Implementation:Online ml River Stream Iter Vaex
| Knowledge Sources | |
|---|---|
| Domains | Online_Learning, Data_Streaming, Big_Data |
| Last Updated | 2026-02-08 16:00 GMT |
Overview
Yields rows from Vaex DataFrames, a library optimized for large-scale tabular datasets.
Description
The iter_vaex function enables streaming over Vaex DataFrames, which are designed for out-of-core computing on billion-row datasets. It converts Vaex DataFrame rows into River's dictionary format, supporting multi-output scenarios. This integration allows online learning on datasets too large to fit in memory.
Usage
Use this when working with very large datasets stored in Vaex DataFrames. Vaex is particularly useful for datasets that don't fit in RAM, as it uses memory-mapped files and lazy evaluation. This function bridges Vaex's big data capabilities with River's online learning.
Code Reference
Source Location
- Repository: Online_ml_River
- File: river/stream/iter_vaex.py
Signature
def iter_vaex(
X: vaex.dataframe.DataFrame,
y: str | vaex.expression.Expression | None = None,
features: list[str] | vaex.expression.Expression | None = None,
) -> base.typing.Stream:
...
Import
from river import stream
I/O Contract
| Parameter | Type | Description |
|---|---|---|
| X | vaex.dataframe.DataFrame | Vaex DataFrame with training features |
| y | str, Expression, or None | Column or expression for target variable |
| features | list[str], Expression, or None | Features to use (all columns if None, excluding y) |
Returns:
| Type | Description |
|---|---|
| Iterator[(dict, Any)] | Stream of (features dict, target) tuples |
Usage Examples
import vaex
from river import stream, linear_model, metrics
# Create a Vaex DataFrame
df = vaex.from_arrays(
x1=[1, 2, 3, 4, 5],
x2=[10, 20, 30, 40, 50],
target=[1.5, 2.5, 3.5, 4.5, 5.5]
)
# Stream all columns
for x, y in stream.iter_vaex(df, y='target'):
print(f"Features: {x}, Target: {y}")
# Specify which features to use
for x, y in stream.iter_vaex(df, y='target', features=['x1']):
print(f"Using only x1: {x}, Target: {y}")

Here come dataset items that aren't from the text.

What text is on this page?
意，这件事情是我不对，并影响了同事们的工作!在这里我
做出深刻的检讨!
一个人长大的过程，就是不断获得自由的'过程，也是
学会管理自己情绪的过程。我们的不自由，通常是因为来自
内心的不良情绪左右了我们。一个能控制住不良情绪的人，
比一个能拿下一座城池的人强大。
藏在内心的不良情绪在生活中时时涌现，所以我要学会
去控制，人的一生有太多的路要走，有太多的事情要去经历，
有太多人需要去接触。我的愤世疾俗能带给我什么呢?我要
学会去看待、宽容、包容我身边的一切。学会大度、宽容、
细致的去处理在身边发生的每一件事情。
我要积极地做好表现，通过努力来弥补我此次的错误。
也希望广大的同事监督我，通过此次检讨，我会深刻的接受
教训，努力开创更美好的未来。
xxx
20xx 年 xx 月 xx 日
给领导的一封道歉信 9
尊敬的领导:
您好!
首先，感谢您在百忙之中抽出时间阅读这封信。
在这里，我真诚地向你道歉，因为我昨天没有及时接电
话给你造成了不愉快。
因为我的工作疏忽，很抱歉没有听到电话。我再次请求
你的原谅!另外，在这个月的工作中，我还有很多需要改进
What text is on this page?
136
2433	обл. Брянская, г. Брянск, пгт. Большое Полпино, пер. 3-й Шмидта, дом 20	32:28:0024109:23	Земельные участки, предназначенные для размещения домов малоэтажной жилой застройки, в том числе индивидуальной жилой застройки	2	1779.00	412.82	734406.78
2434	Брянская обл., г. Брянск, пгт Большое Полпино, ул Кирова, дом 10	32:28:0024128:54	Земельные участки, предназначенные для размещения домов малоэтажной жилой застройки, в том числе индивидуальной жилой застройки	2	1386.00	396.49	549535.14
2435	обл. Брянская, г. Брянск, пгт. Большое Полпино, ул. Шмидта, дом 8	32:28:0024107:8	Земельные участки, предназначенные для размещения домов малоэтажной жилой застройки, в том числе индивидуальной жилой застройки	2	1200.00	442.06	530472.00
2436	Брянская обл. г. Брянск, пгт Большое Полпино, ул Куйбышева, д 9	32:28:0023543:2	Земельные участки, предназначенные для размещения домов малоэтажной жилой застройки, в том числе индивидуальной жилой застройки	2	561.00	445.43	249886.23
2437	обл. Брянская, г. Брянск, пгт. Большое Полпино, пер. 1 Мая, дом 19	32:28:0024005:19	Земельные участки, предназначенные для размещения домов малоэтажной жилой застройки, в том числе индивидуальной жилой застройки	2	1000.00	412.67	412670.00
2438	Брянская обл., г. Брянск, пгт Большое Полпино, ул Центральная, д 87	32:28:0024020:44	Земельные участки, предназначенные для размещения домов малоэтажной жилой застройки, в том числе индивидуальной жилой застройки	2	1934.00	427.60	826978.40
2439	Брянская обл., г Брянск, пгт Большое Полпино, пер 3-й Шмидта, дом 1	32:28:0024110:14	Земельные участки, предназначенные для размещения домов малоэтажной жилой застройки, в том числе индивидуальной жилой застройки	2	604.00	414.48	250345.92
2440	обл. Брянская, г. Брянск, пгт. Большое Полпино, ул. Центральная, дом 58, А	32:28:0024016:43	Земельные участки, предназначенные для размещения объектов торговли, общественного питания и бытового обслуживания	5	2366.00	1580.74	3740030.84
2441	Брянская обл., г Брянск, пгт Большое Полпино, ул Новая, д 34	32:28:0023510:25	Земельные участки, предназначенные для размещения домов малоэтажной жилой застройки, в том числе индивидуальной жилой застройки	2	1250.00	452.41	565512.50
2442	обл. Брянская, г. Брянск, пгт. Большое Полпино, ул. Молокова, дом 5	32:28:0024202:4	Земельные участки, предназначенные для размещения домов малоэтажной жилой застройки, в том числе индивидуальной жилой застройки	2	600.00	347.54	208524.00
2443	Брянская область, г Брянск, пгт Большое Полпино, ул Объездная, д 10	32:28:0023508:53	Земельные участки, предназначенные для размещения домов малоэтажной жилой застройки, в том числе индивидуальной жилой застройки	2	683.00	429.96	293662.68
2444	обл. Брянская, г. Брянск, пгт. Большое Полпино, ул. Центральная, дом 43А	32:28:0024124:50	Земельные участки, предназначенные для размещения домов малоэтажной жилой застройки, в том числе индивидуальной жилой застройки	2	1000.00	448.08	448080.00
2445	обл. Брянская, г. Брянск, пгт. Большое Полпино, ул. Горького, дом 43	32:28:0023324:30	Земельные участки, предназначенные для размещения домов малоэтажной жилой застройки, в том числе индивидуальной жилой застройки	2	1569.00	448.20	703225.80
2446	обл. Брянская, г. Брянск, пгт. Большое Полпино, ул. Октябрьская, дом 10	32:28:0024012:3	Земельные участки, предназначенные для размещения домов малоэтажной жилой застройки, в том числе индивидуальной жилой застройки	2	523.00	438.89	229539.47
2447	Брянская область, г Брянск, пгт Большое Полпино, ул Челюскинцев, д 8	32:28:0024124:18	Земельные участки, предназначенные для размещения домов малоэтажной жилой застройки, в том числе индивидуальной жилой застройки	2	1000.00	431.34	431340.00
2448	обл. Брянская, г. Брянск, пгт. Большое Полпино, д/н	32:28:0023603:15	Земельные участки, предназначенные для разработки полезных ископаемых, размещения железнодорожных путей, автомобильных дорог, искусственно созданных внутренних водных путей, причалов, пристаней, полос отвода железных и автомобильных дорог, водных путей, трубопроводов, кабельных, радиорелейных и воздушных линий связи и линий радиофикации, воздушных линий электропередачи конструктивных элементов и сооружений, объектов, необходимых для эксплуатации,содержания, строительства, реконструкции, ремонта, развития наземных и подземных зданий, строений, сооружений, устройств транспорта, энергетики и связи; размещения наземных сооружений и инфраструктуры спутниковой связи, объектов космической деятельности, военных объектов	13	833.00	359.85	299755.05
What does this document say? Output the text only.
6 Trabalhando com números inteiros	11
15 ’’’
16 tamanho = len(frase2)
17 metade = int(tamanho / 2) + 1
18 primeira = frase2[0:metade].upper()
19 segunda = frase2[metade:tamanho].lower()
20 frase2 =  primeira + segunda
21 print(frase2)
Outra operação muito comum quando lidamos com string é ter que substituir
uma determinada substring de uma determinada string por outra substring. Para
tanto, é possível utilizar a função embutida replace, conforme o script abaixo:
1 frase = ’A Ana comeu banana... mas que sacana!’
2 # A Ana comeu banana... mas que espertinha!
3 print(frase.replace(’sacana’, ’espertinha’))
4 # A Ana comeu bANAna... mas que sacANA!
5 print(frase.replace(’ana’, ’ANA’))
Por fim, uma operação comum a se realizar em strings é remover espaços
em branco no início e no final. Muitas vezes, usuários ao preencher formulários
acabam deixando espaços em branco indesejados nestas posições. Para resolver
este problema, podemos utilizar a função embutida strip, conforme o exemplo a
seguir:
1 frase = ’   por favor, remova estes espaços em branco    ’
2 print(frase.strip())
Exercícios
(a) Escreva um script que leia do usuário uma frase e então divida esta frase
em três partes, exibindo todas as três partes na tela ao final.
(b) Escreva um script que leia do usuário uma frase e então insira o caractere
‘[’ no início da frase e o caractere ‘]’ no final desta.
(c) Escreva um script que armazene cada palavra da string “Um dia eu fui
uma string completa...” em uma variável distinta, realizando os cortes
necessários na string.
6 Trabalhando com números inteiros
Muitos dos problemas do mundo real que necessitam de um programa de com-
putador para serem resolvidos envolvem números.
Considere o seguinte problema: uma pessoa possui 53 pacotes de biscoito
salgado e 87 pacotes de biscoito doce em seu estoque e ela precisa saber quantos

# Example with online training
model = linear_model.LinearRegression()
metric = metrics.MAE()
df_train = vaex.from_arrays(
feature1=[1.0, 2.0, 3.0, 4.0, 5.0] * 100,
feature2=[0.5, 1.0, 1.5, 2.0, 2.5] * 100,
y=[2.0, 4.0, 6.0, 8.0, 10.0] * 100
)
print("\nOnline training with Vaex:")
for x, y in stream.iter_vaex(df_train, y='y'):
y_pred = model.predict_one(x)
metric.update(y, y_pred)
model.learn_one(x, y)
print(f"Final MAE: {metric.get():.4f}")
# Multi-output example
df_multi = vaex.from_arrays(
x=[1, 2, 3],
y1=[0.1, 0.2, 0.3],
y2=[0.4, 0.5, 0.6]
)
for x, y_dict in stream.iter_vaex(df_multi, y=['y1', 'y2']):
print(f"Features: {x}, Targets: {y_dict}")